You sit there, mute, faceless and handless. I think of the words tabula rasa, but this has nothing to do with the future. I have already forgotten what you look like, although I remember your hands, like a woman’s. Not a man’s hands.
This story is unlike any of the others. A man and a woman sit at a table and she literally erases him. No one notices this moment of magic realism. Who is she? His muse? His memories personified? (Clio was certainly the name of one of the nine Roman muses, the muse of history, and Mneme was one of the original three Boeotian muses, the muse of memory.) If a writer were to have a phobia which one do you think it might be? Atychiphobia: a fear of failure? Catagelophobia: a fear of being ridiculed. What about vacansopapurosophobia: the fear of the blank sheet of paper? Writing is cathartic. I have no doubt this book contains many biographical elements—Andrew went to Jordanhill College, he works in Greece, I’ll bet he can play a bit of piano (I never asked because it’s not important)—but, at the end, after all the words have been said (or written down) would it not be lovely if his muse would come along and wipe out everything he’s just freed himself from through the act of writing and left him with a clean, blank slate to begin again? It’s what happens. I’ve no doubt he’s written several stories since these and every one of them began with a lovely clean page or screen. That’s what I made of it. You might make something different.
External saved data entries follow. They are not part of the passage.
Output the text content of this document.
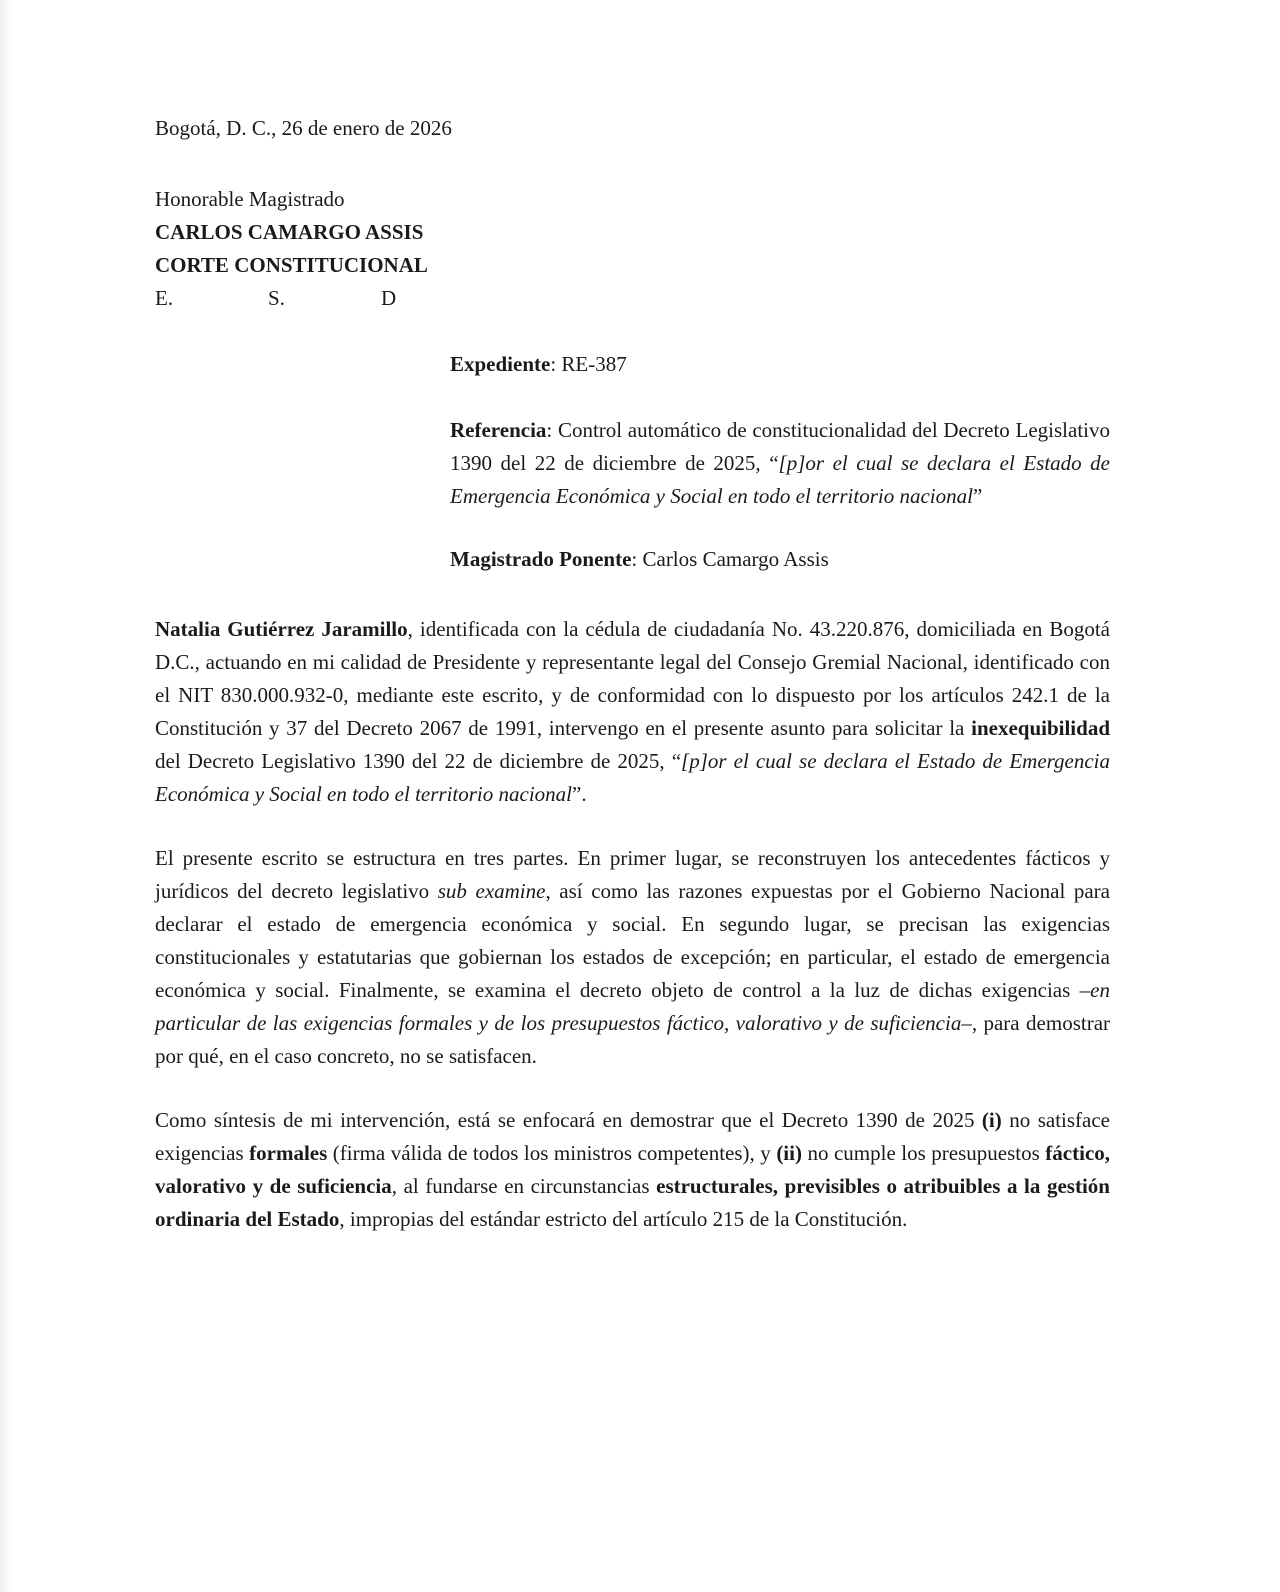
Bogotá, D. C., 26 de enero de 2026

Honorable Magistrado
CARLOS CAMARGO ASSIS
CORTE CONSTITUCIONAL
E.	S.	D

Expediente: RE-387

Referencia: Control automático de constitucionalidad del Decreto Legislativo 1390 del 22 de diciembre de 2025, “[p]or el cual se declara el Estado de Emergencia Económica y Social en todo el territorio nacional”

Magistrado Ponente: Carlos Camargo Assis

Natalia Gutiérrez Jaramillo, identificada con la cédula de ciudadanía No. 43.220.876, domiciliada en Bogotá D.C., actuando en mi calidad de Presidente y representante legal del Consejo Gremial Nacional, identificado con el NIT 830.000.932-0, mediante este escrito, y de conformidad con lo dispuesto por los artículos 242.1 de la Constitución y 37 del Decreto 2067 de 1991, intervengo en el presente asunto para solicitar la inexequibilidad del Decreto Legislativo 1390 del 22 de diciembre de 2025, “[p]or el cual se declara el Estado de Emergencia Económica y Social en todo el territorio nacional”.

El presente escrito se estructura en tres partes. En primer lugar, se reconstruyen los antecedentes fácticos y jurídicos del decreto legislativo sub examine, así como las razones expuestas por el Gobierno Nacional para declarar el estado de emergencia económica y social. En segundo lugar, se precisan las exigencias constitucionales y estatutarias que gobiernan los estados de excepción; en particular, el estado de emergencia económica y social. Finalmente, se examina el decreto objeto de control a la luz de dichas exigencias –en particular de las exigencias formales y de los presupuestos fáctico, valorativo y de suficiencia–, para demostrar por qué, en el caso concreto, no se satisfacen.

Como síntesis de mi intervención, está se enfocará en demostrar que el Decreto 1390 de 2025 (i) no satisface exigencias formales (firma válida de todos los ministros competentes), y (ii) no cumple los presupuestos fáctico, valorativo y de suficiencia, al fundarse en circunstancias estructurales, previsibles o atribuibles a la gestión ordinaria del Estado, impropias del estándar estricto del artículo 215 de la Constitución.
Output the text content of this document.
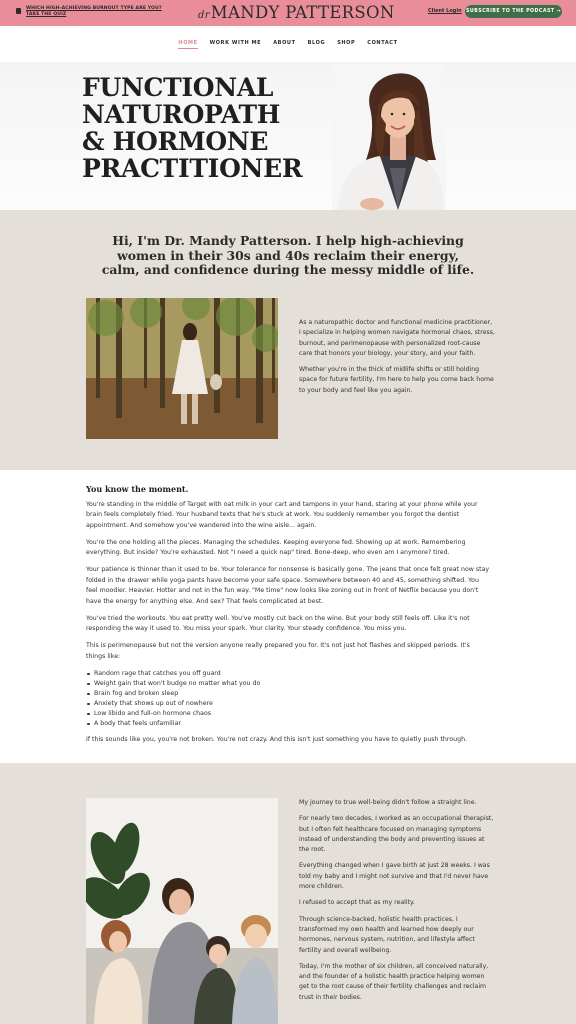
WHICH HIGH-ACHIEVING BURNOUT TYPE ARE YOU? TAKE THE QUIZ	drMANDY PATTERSON	Client Login SUBSCRIBE TO THE PODCAST →
HOME WORK WITH ME ABOUT BLOG SHOP CONTACT
FUNCTIONAL
NATUROPATH
& HORMONE
PRACTITIONER
Hi, I'm Dr. Mandy Patterson. I help high-achieving women in their 30s and 40s reclaim their energy, calm, and confidence during the messy middle of life.

As a naturopathic doctor and functional medicine practitioner, I specialize in helping women navigate hormonal chaos, stress, burnout, and perimenopause with personalized root-cause care that honors your biology, your story, and your faith.

Whether you're in the thick of midlife shifts or still holding space for future fertility, I'm here to help you come back home to your body and feel like you again.

You know the moment.

You're standing in the middle of Target with oat milk in your cart and tampons in your hand, staring at your phone while your brain feels completely fried. Your husband texts that he's stuck at work. You suddenly remember you forgot the dentist appointment. And somehow you've wandered into the wine aisle... again.

You're the one holding all the pieces. Managing the schedules. Keeping everyone fed. Showing up at work. Remembering everything. But inside? You're exhausted. Not "I need a quick nap" tired. Bone-deep, who even am I anymore? tired.

Your patience is thinner than it used to be. Your tolerance for nonsense is basically gone. The jeans that once felt great now stay folded in the drawer while yoga pants have become your safe space. Somewhere between 40 and 45, something shifted. You feel moodier. Heavier. Hotter and not in the fun way. "Me time" now looks like zoning out in front of Netflix because you don't have the energy for anything else. And sex? That feels complicated at best.

You've tried the workouts. You eat pretty well. You've mostly cut back on the wine. But your body still feels off. Like it's not responding the way it used to. You miss your spark. Your clarity. Your steady confidence. You miss you.

This is perimenopause but not the version anyone really prepared you for. It's not just hot flashes and skipped periods. It's things like:

Random rage that catches you off guard
Weight gain that won't budge no matter what you do
Brain fog and broken sleep
Anxiety that shows up out of nowhere
Low libido and full-on hormone chaos
A body that feels unfamiliar

If this sounds like you, you're not broken. You're not crazy. And this isn't just something you have to quietly push through.

My journey to true well-being didn't follow a straight line.

For nearly two decades, I worked as an occupational therapist, but I often felt healthcare focused on managing symptoms instead of understanding the body and preventing issues at the root.

Everything changed when I gave birth at just 28 weeks. I was told my baby and I might not survive and that I'd never have more children.

I refused to accept that as my reality.

Through science-backed, holistic health practices, I transformed my own health and learned how deeply our hormones, nervous system, nutrition, and lifestyle affect fertility and overall wellbeing.

Today, I'm the mother of six children, all conceived naturally, and the founder of a holistic health practice helping women get to the root cause of their fertility challenges and reclaim trust in their bodies.
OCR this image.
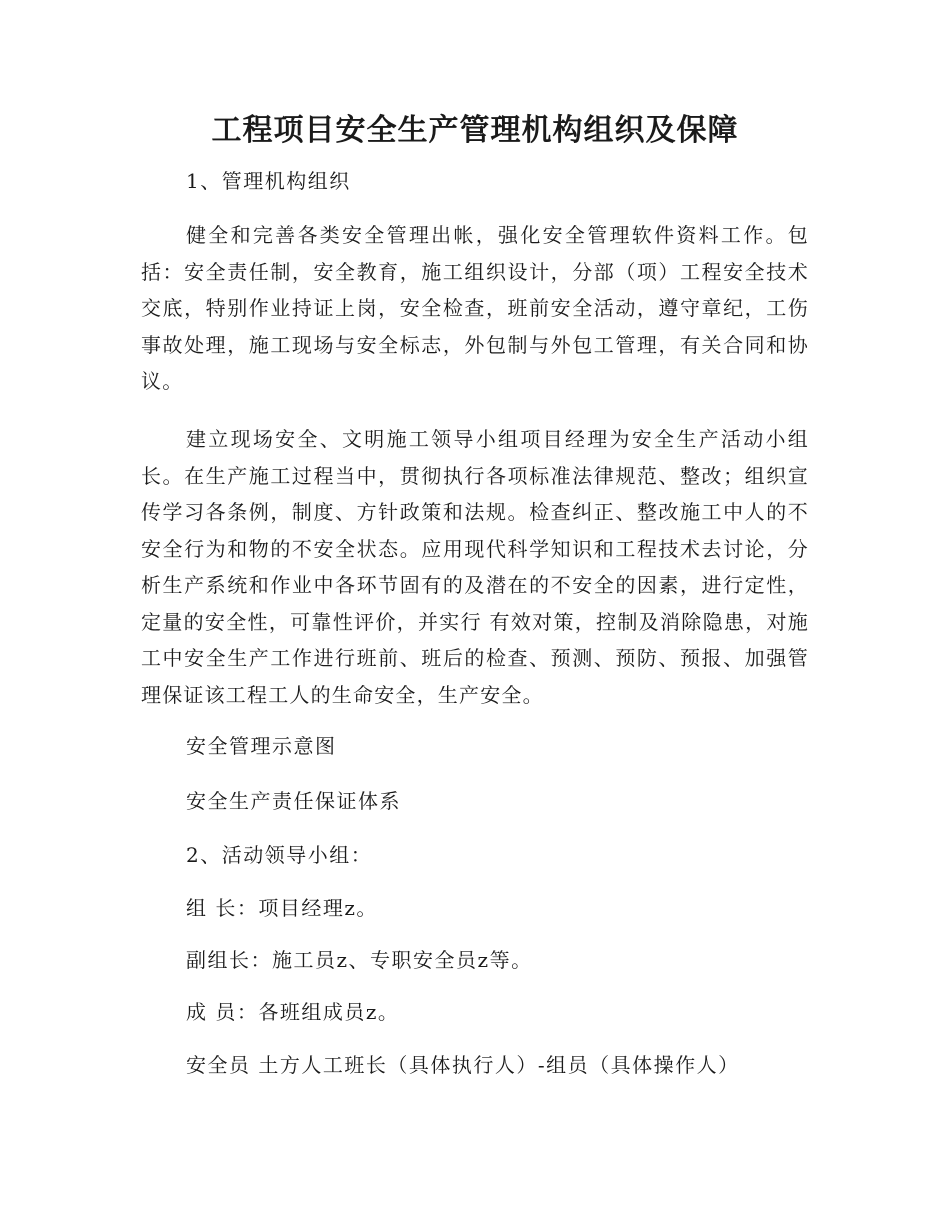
工程项目安全生产管理机构组织及保障

1、管理机构组织

健全和完善各类安全管理出帐，强化安全管理软件资料工作。包括：安全责任制，安全教育，施工组织设计，分部（项）工程安全技术交底，特别作业持证上岗，安全检查，班前安全活动，遵守章纪，工伤事故处理，施工现场与安全标志，外包制与外包工管理，有关合同和协议。

建立现场安全、文明施工领导小组项目经理为安全生产活动小组长。在生产施工过程当中，贯彻执行各项标准法律规范、整改；组织宣传学习各条例，制度、方针政策和法规。检查纠正、整改施工中人的不安全行为和物的不安全状态。应用现代科学知识和工程技术去讨论，分析生产系统和作业中各环节固有的及潜在的不安全的因素，进行定性，定量的安全性，可靠性评价，并实行 有效对策，控制及消除隐患，对施工中安全生产工作进行班前、班后的检查、预测、预防、预报、加强管理保证该工程工人的生命安全，生产安全。

安全管理示意图

安全生产责任保证体系

2、活动领导小组：

组 长：项目经理z。

副组长：施工员z、专职安全员z等。

成 员：各班组成员z。

安全员 土方人工班长（具体执行人）-组员（具体操作人）
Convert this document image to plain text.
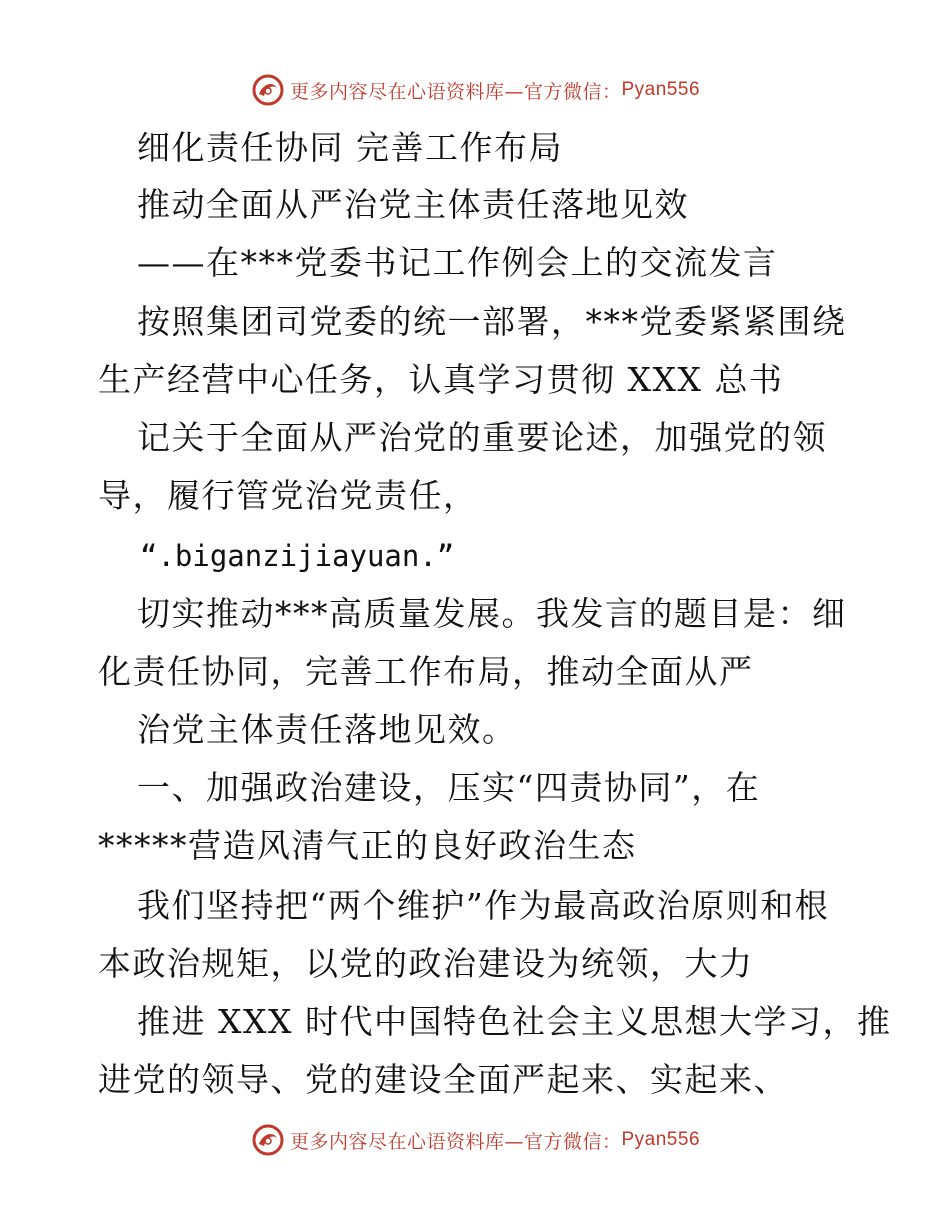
更多内容尽在心语资料库—官方微信： Pyan556
细化责任协同 完善工作布局
推动全面从严治党主体责任落地见效
——在***党委书记工作例会上的交流发言
按照集团司党委的统一部署，***党委紧紧围绕
生产经营中心任务，认真学习贯彻 XXX 总书
记关于全面从严治党的重要论述，加强党的领
导，履行管党治党责任，
“.biganzijiayuan.”
切实推动***高质量发展。我发言的题目是：细
化责任协同，完善工作布局，推动全面从严
治党主体责任落地见效。
一、加强政治建设，压实“四责协同”，在
*****营造风清气正的良好政治生态
我们坚持把“两个维护”作为最高政治原则和根
本政治规矩，以党的政治建设为统领，大力
推进 XXX 时代中国特色社会主义思想大学习，推
进党的领导、党的建设全面严起来、实起来、
更多内容尽在心语资料库—官方微信： Pyan556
This is a lovely collection. I enjoyed Andrew’s first book but this was, for me, a better read. These are spare, intelligent stories that don’t talk down to you; they demand you engage with them and complete them. When I was a wee boy my dad and I had a jigsaw puzzle of the Forth Road Bridge—I’m guessing five hundred pieces, my first proper jigsaw—which we built together. One morning I got up to find it finished and I was bitterly disappointed only it wasn’t finished. He’d left one piece to be slipped into place. It takes a lot of self-control to leave stuff out and to know what to leave out. I was lucky. Within me I seemed to have all the missing pieces to ‘finish’ this book. Others may struggle. That’s life not bad writing. I heartily recommend this book. At 17500 words it’s not a hard read but because it’s only sixty or seventy pages (depending on how you’ve got your e-reader set up) you might be more inclined to reread it. And you should. We don’t listen to songs only once and say, “What would I want to listen to that again for? I’ve heard it,” and the same logic applies every bit as much to writing; a measure of good writing is its capacity to be read more than once and continue to deliver.
The book is only available as an e-book from Amazon but for a couple of quid you really can’t complain. You can read the following short stories online:
Andrew McCallum Crawford grew up in Grangemouth, an industrial town in East Central Scotland. He studied Biology and Philosophy at the University of Edinburgh and went on to take a teaching qualification at Jordanhill College, Glasgow. He started writing when he was twenty and has been hard at it for twenty-four years now. His poetry and short fiction can be found on numerous sites online. His first novel, Drive!, was published in 2010. He lives in Greece where he works as a teacher.